Hoje há uma investida muito bem articulada contra a antiga ideia do docente como central na relação pedagógica. Uma visão empresarial da educação, que desloca para o currículo e para a gestão a centralidade da ação educativa. O currículo pensado e determinado por instâncias distantes da unidade escolar e a gestão escolar concebida como um conjunto de técnicas e uma pseudo-participação dos sujeitos escolares. O professor é visto como uma peça central para a implementação de reformas, mas como uma peça que pode ser trocada, não é essencial como sujeito, com ideias, relações com as pessoas da comunidade, com história própria no local de trabalho, etc. Uma questão fundamental é devolver aos docentes e à escola a autonomia do projeto pedagógico que foi sendo capturado por modelos extra-escola, por políticas homogeneizadoras do currículo que tratam o estudante como uma abstração, a escola como um modelo gerencial e o professor como um técnico emocional. Para isso é preciso investir em jornada de trabalho e tempo de elaboração do projeto pedagógico conjuntamente. Os projetos empresariais vão na contramão disso tudo, com mais educação à distância, menos coletividade, menos envolvimento, e portanto, mais controle.

Há um elemento, que os empresários da educação e os governos que os apoiam não gostam de discutir, que isso tudo custa dinheiro, é investimento público em educação e é justamente disso que se trata. Há uma busca pelo fundo público pelo empresariado que muito gosta de falar de liberdade econômica, mas vai buscar no fundo público, estatal, por meio de politicas educacionais privatizantes, seus vultosos ganhos. É preciso discutir salário e melhorias físicas das escolas e com a PEC do teto dos gastos já está posto aí um limite, um problema, na verdade.

Como você vê o movimento Escola sem Partido e seu impacto no cotidiano dos professores?

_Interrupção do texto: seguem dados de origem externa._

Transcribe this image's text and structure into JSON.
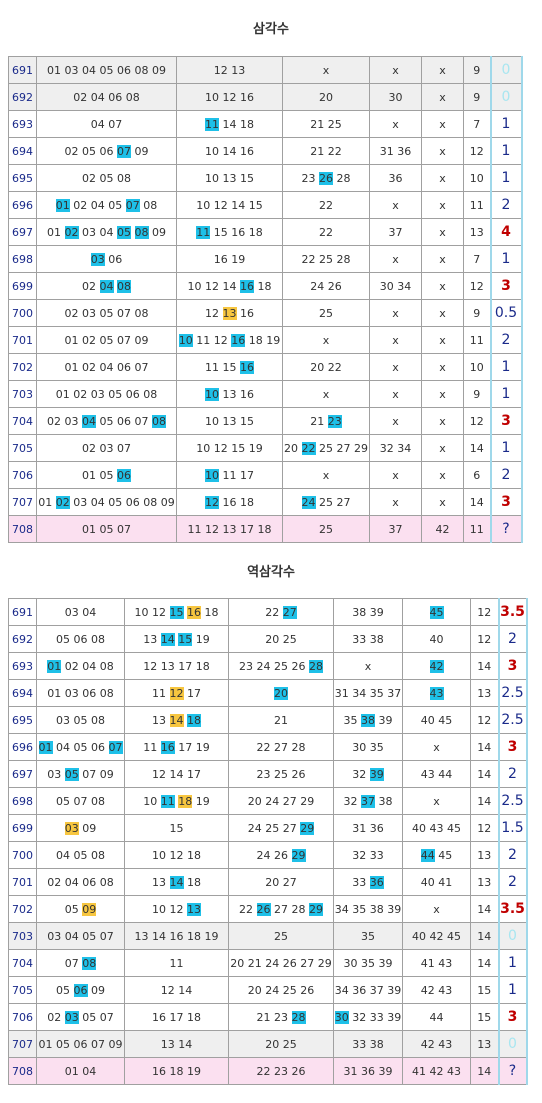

Quando falamos de neoliberalismo, estamos falando atualmente de um conjunto articulado entre uma política econômica e uma política autoritária. Se a privatização e mercantilização da educação respondem à política econômica do neoliberalismo na educação, o Escola sem Partido é sua vertente autoritária. A educação é em si mesma um campo conflituoso, de debate, de discordâncias porque tratamos de ideias, valores, culturas que se encontram na escola, vindas de famílias, religiões, visões de mundo, territórios diferentes. A escola é, portanto, um espaço plural e por isso, a pedagogia tradicional tem dificuldades de lidar com essa diversidade e precisa impor uma homogeneização forçada, que sempre escapa às regras e, por vezes, aparece como indisciplina, rompimento de contratos, etc. Essa visão autoritária do Escola sem Partido explora a conflituosidade característica da educação (o que não deve ser confundido com violência nas escolas) e afirma que deve existir uma neutralidade, quando sabemos que é justamente a pluralidade que caracteriza a vida escolar. Trata-se, na verdade, de uma censura a determinadas visões de mundo, ideias, coletivos… Vejamos: quantos professores foram denunciados por discutir ideias do liberalismo do século XIX? Nenhum. Quantos foram denunciados por apresentar as ideias de Karl Marx? Vários. Inclusive com processo administrativo. Quantos docentes foram denunciadas por rezar o Pai Nosso em sala de aula? Nenhum, e eu conheço várias que o fazem. Quantas denúncias foram feitas pelo ESP contra temas da história e cultura afro-brasileira e indígena? Diversas. Este tipo de ação, que é difusa, difundida por familiares que buscam na escola uma extensão da família, o que, em si é um contrassenso, tem gerado medo e insegurança nos professores, limitando a atividade pedagógica e o acesso dos estudantes ao conhecimento científico, cultural e artístico que é a função primordial da escola.